Links am Transparent, PEGIDA-Anführer Lutz Bachmann: Moralapostel gegen den Verfall der Werte des Abendlandes - Kokain-Handel, Einbrüche rund um Dresden und Verweigerung der Unterhaltszahlung. Vor einer mehrjährignen Haftstrafe floh er nach Südafrika, wurde jedoch wieder nach Deutschland abgeschoben

Wenn wir gegen Ende des Jahres 2014 auf die Straße gingen, so war und ist noch heute ein häufiger werdender Grund das Stoppen von allerlei Nazis, Rassisten, Islamfeinden, „Bürgerprotesten“ und Asylgegnern, welche mitunter tief aus der bürgerlichen Mitte kommen. In Köln versammelten sich am 26.10. bis zu 5000 Nazis und rechte Hools um gegen „Salafistenschweine“ zu protestieren, zu randalieren und um Passanten zu bedrohen – die Polizei ging kaum dagegen vor, war sowieso unterbesetzt, obwohl im Voraus bekannt war, was da auf Köln zukommt. Auch die Linke fehlte an jenem Tag.

Mit der HogeSa-Bewegung hängt personell die „bürgerfreundliche“ Bewegung zusammen, die von PEGIDA („Patriotische Europäer gegen die Islamisierung des Abendlandes“) in Dresden ausging, wo sich bereits bis zu 17500 (Stand: 22.12.14) Rassisten und „Wutbürger“ an Montagsdemos beteiligten – Tendenz stark steigend.

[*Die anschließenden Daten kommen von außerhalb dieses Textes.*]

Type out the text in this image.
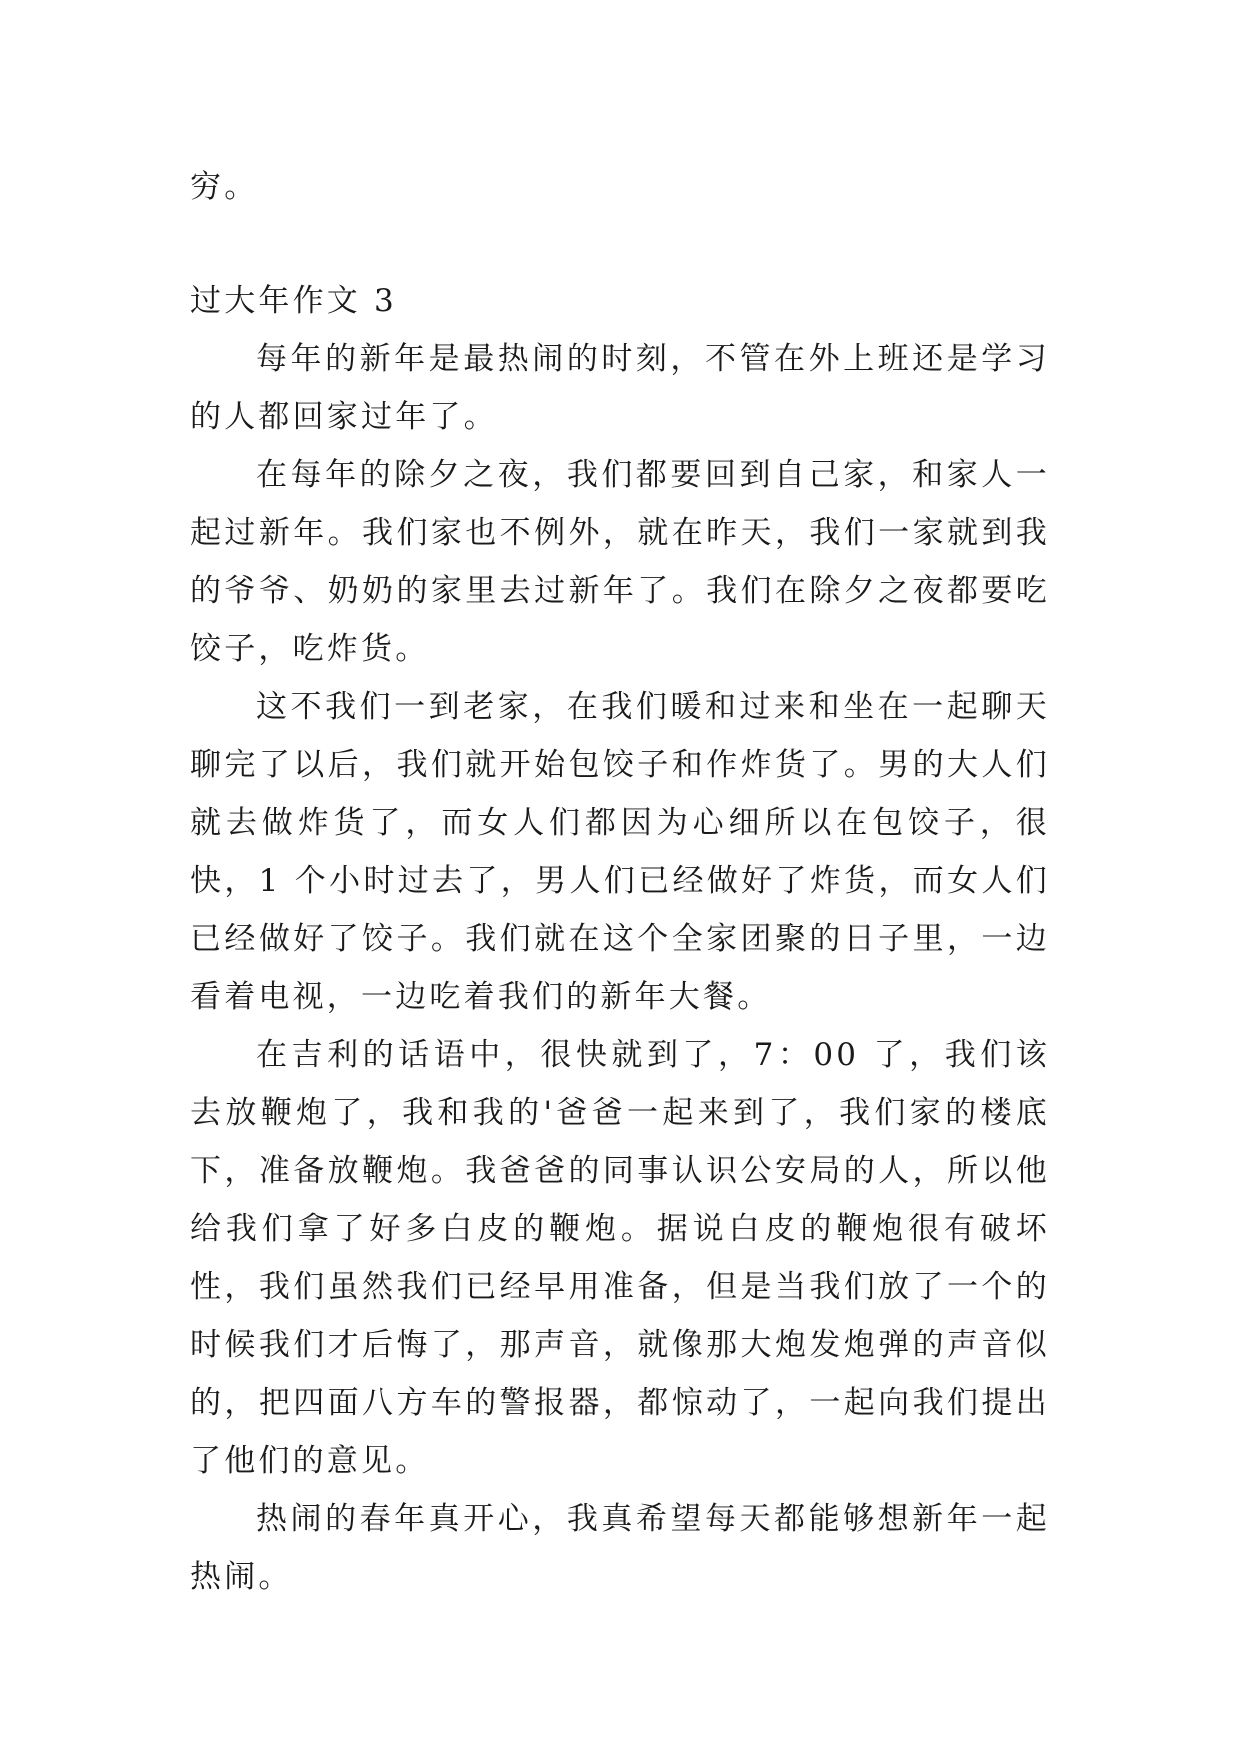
穷。

过大年作文 3

每年的新年是最热闹的时刻，不管在外上班还是学习的人都回家过年了。

在每年的除夕之夜，我们都要回到自己家，和家人一起过新年。我们家也不例外，就在昨天，我们一家就到我的爷爷、奶奶的家里去过新年了。我们在除夕之夜都要吃饺子，吃炸货。

这不我们一到老家，在我们暖和过来和坐在一起聊天聊完了以后，我们就开始包饺子和作炸货了。男的大人们就去做炸货了，而女人们都因为心细所以在包饺子，很快，1 个小时过去了，男人们已经做好了炸货，而女人们已经做好了饺子。我们就在这个全家团聚的日子里，一边看着电视，一边吃着我们的新年大餐。

在吉利的话语中，很快就到了，7：00 了，我们该去放鞭炮了，我和我的'爸爸一起来到了，我们家的楼底下，准备放鞭炮。我爸爸的同事认识公安局的人，所以他给我们拿了好多白皮的鞭炮。据说白皮的鞭炮很有破坏性，我们虽然我们已经早用准备，但是当我们放了一个的时候我们才后悔了，那声音，就像那大炮发炮弹的声音似的，把四面八方车的警报器，都惊动了，一起向我们提出了他们的意见。

热闹的春年真开心，我真希望每天都能够想新年一起热闹。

Ähnliches spielt sich u.a. in Kassel (KAGIDA), Bonn (BOGIDA), Leipzig (LEGIDA) ab. Auch in Berliner Stadtteilen wie Marzahn und Hellersdorf protestieren rechte Bürgerbewegungen zusammen mit Nazis gegen Asylbewerber_Innenheime. Im fränkischen Vorra wurden Flüchtlingsheime am 11.12. sogar in Brand gesteckt und mit Hakenkreuzen beschmiert; zu diesem Zeitpunkt waren sie zum Glück noch unbewohnt.

 

Von Nazis, rechten Hools und rassistischen Bürgern

 

Hogesa

HoGeSa-Demo in Köln: Links zu sehen die Bühne der rechten Hooligan-Band Kategorie C, links von der Laterne in der Mitte, die Fahne der German Defence League

2013 gründete sich HogeSa als loses Netzwerk mit einem Internetforum, über das zu Beginn erst mal geklärt wurde auf welcher Welle der Angst man eigentlich surfen möchte. Man entschied sich bekanntermaßen für die fundamentalistischen Salafisten. Seit Ende letzten Jahres kam es immer wieder zu teilweise gewalttätigen Störungen salafistischer Demos oder Veranstaltungen in Baden-Württemberg. Die Aktion in Köln stellte die erste nicht lokale Mobilisierung dar.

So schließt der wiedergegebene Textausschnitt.